Si tratta di un lavoro, curato dalla direttrice artistica della Fondazione Bruna Roccasalva e coordinato per il collettivo da Dana Yahalomi, che coniuga installazione, performance e coreografia in una sorta di danza politica originata da studi preliminari svolti sul campo, grazie all’addestramento con addetti alle operazioni di soccorso in Israele e in Europa e frutto di una riflessione intorno al concetto di post-trauma nella società.
In una picture complessiva di ampie dimensioni, così come il Padiglione 25 consente, il collettivo di performer si è mosso tra giganteschi piloni di macerie, sapientemente organizzati in un equilibrato gioco di pieni e vuoti; una desolazione temperata dalla maestria degli ambienti sonori ottimamente progettati. Qui, in un evento di due ore, hanno veicolato uno storytelling esemplare, fornendo una risposta plausibile sia ad un evento bellico, che ad un disastro naturale o ad un attentato parimenti: anche se infatti la memoria corre immediatamente a quanto occorre nell’est europeo la performance si propone come un’opera aperta, applicabile cioè ad una pletora di situazioni potenziali.
Si delinea una reazione sociale di solidarietà e comunione, un affratellamento nel disastro, una chiarità interiore contrapposta all’entropia esteriore. Ciò che più piace e che in parte spiega la lunga marcia del collettivo – che è stato presente al Guggenheim Museum e il New Museum di New York, alla Biennale Internazionale di Göteborg, presso il Tel Aviv Museum of Art e alla Biennale di Berlino, durante l’Asian Art Biennial di Taiwan, l’Impulse Festival di Düsseldorf e il Baltic Circle Festival di Helsinki, al Pinchuk Art Center di Kiev, e al Performa a New York – è la capacità di attivare un discorso empatico con il pubblico.
Lontano nel tempo e fino all’antica Grecia si ritrova l’usanza di “provare la guerra” in teatro, per idealizzare il coraggio che sarebbe poi servito sul campo.
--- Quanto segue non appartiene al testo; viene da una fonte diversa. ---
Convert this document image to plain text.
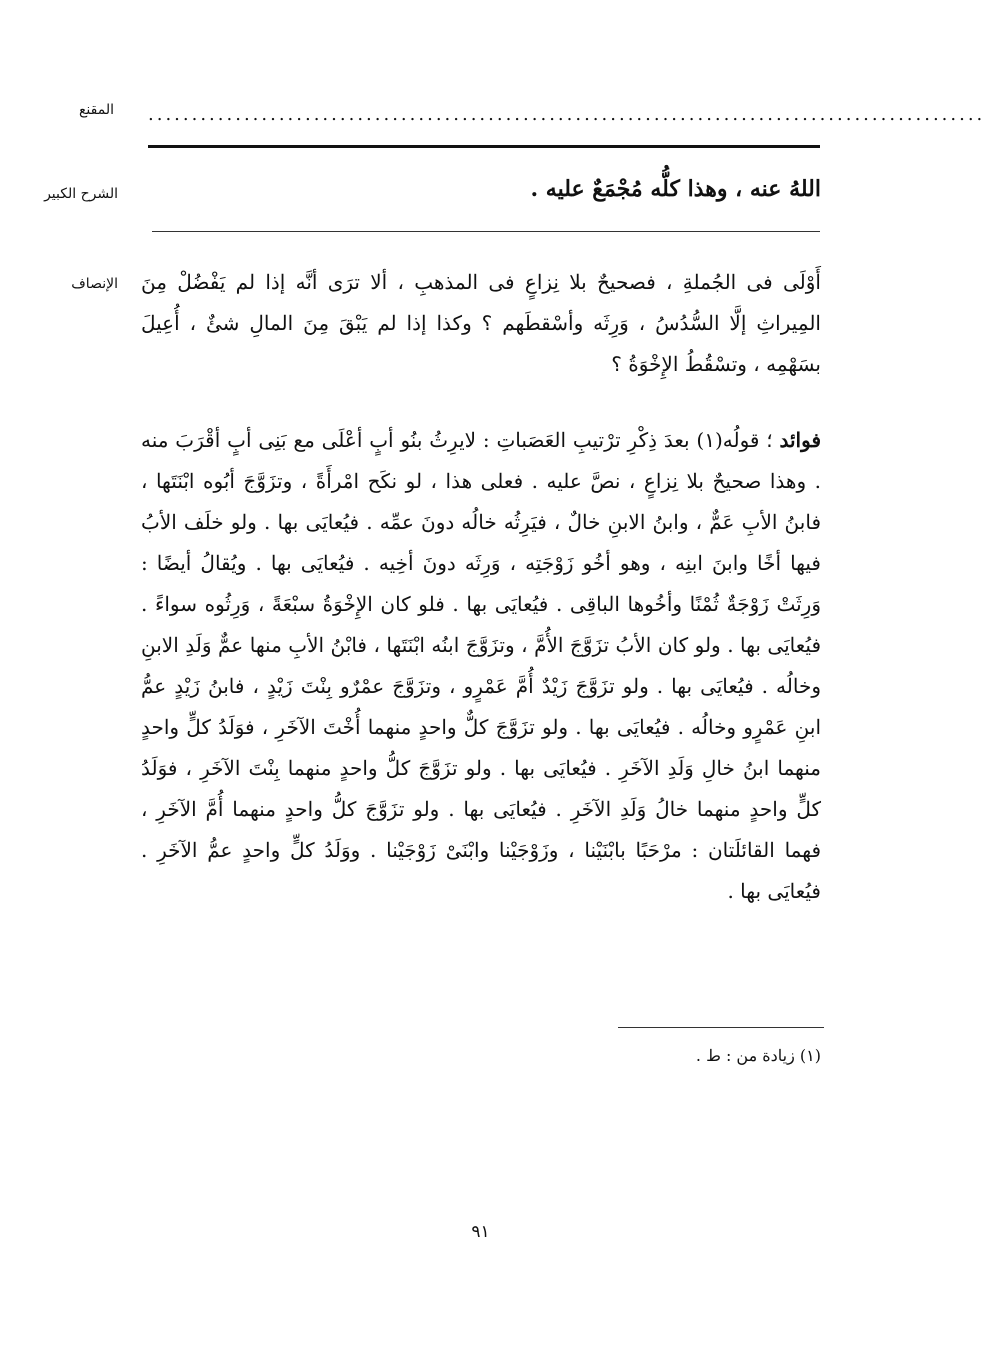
المقنع ................................................................................................
الشرح الكبير	اللهُ عنه ، وهذا كلُّه مُجْمَعٌ عليه .
الإنصاف أَوْلَى فى الجُملةِ ، فصحيحٌ بلا نِزاعٍ فى المذهبِ ، ألا ترَى أنَّه إذا لم يَفْضُلْ مِنَ المِيراثِ إلَّا السُّدُسُ ، وَرِثَه وأسْقطَهم ؟ وكذا إذا لم يَبْقَ مِنَ المالِ شئٌ ، أُعِيلَ بسَهْمِه ، وتسْقُطُ الإِخْوَةُ ؟
فوائد ؛ قولُه(١) بعدَ ذِكْرِ ترْتيبِ العَصَباتِ : لايرِثُ بنُو أبٍ أعْلَى مع بَنِى أبٍ أقْرَبَ منه . وهذا صحيحٌ بلا نِزاعٍ ، نصَّ عليه . فعلى هذا ، لو نكَح امْرأَةً ، وتزَوَّجَ أبُوه ابْنَتَها ، فابنُ الأبِ عَمٌّ ، وابنُ الابنِ خالٌ ، فيَرِثُه خالُه دونَ عمِّه . فيُعايَى بها . ولو خلَف الأبُ فيها أخًا وابنَ ابنِه ، وهو أخُو زَوْجَتِه ، وَرِثَه دونَ أخِيه . فيُعايَى بها . ويُقالُ أيضًا : وَرِثَتْ زَوْجَةٌ ثُمْنًا وأخُوها الباقِى . فيُعايَى بها . فلو كان الإِخْوَةُ سبْعَةً ، وَرِثُوه سواءً . فيُعايَى بها . ولو كان الأبُ تزَوَّجَ الأُمَّ ، وتزَوَّجَ ابنُه ابْنَتَها ، فابْنُ الأبِ منها عمٌّ وَلَدِ الابنِ وخالُه . فيُعايَى بها . ولو تزَوَّجَ زَيْدٌ أُمَّ عَمْرٍو ، وتزَوَّجَ عمْرٌو بِنْتَ زَيْدٍ ، فابنُ زَيْدٍ عمُّ ابنِ عَمْرٍو وخالُه . فيُعايَى بها . ولو تزَوَّجَ كلٌّ واحدٍ منهما أُخْتَ الآخَرِ ، فوَلَدُ كلٍّ واحدٍ منهما ابنُ خالِ وَلَدِ الآخَرِ . فيُعايَى بها . ولو تزَوَّجَ كلُّ واحدٍ منهما بِنْتَ الآخَرِ ، فوَلَدُ كلٍّ واحدٍ منهما خالُ وَلَدِ الآخَرِ . فيُعايَى بها . ولو تزَوَّجَ كلُّ واحدٍ منهما أُمَّ الآخَرِ ، فهما القائلَتان : مرْحَبًا بابْنَيْنا ، وزَوْجَيْنا وابْنَىْ زَوْجَيْنا . ووَلَدُ كلٍّ واحدٍ عمُّ الآخَرِ . فيُعايَى بها .
(١) زيادة من : ط .
٩١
Oggi più che mai, all’interno di un senso critico spesso saturo di immagini e per questo anestetizzato, “vivere” essere cioè un corpo agente e agito o almeno uno spettatore fisicamente presente lima la distanza tra l’evento e la sua reazione emotiva, permettendola: la performance arriva netta e crea una frattura in cui è possibile abitare un nuovo spazio di riflessione.